"Güneş ışığım gibi gözüken zifiri karanlık"
Sevdiğim adam Bora'nın ölümü hayatımı bir uçuruma atmıştı. Peki ya sadece onun bildiği şeylerin, gizemli bir şekilde bana yazılması? Hala yaşıyor olabilir miydi? Diğer taraftan yeni tanıştığım Barış vardı. Onun sırlarla dolu hayatı içinde kaybolacak mıydım?
***
Benim uçsuz bucaksız, sırlarımı gömdüğüm, beni kelepçe gibi kendine hapseden kuyularım vardı. Bana uzattığı eliyle beni kurtaracak sanmıştım; beni iyice derinlere itene dek.

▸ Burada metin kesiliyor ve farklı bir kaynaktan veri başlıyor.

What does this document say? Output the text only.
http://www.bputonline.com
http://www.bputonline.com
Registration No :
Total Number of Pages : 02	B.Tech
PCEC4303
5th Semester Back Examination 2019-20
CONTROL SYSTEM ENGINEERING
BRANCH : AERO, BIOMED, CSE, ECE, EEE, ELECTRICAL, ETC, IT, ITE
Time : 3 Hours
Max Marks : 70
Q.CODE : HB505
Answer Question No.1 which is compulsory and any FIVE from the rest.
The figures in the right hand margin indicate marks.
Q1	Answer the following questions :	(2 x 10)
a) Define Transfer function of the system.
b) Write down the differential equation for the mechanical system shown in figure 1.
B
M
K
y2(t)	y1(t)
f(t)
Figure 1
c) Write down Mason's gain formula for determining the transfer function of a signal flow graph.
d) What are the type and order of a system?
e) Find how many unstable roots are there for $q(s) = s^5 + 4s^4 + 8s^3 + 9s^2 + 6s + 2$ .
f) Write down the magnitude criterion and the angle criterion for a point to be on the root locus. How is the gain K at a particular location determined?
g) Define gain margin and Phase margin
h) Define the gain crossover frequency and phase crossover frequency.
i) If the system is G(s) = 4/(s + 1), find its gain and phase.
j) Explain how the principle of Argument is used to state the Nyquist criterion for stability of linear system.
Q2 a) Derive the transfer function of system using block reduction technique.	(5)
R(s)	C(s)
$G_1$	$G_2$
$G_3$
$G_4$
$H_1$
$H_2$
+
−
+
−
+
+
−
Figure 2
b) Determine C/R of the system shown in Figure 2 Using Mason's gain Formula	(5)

Barış sırlarla dolu bir kuyu gibi değildi. Onu aydınlatacak bir ışık yoktu. Çünkü hiçlikti. İfadesiz, umursamaz ve sırlarla dolu. O kimdi? Göz göze gelince kalbimin yerinden çıkacakmış gibi atmasını, heyecanlanmamı sağlayan adam kimdi? Beni ağlatan tarafı ile aynı kişi miydi?
***
"Biz ateş gibiyiz sulu göz. Birlikte olursak yanarız belki ama sıcaklığı içimize işler. Bir küle dönsem bile seni bırakamam artık" dedi genç adam kızın bileğini tutup kendine çekerken.
"Zaten kül olmuş biriyle kül olamazsın. Üzgünüm" diyip dakikalardır zor tuttuğu göz yaşlarını serbest bıraktı genç kız. Arkasında ise yıkılan bir adamı bıraktı.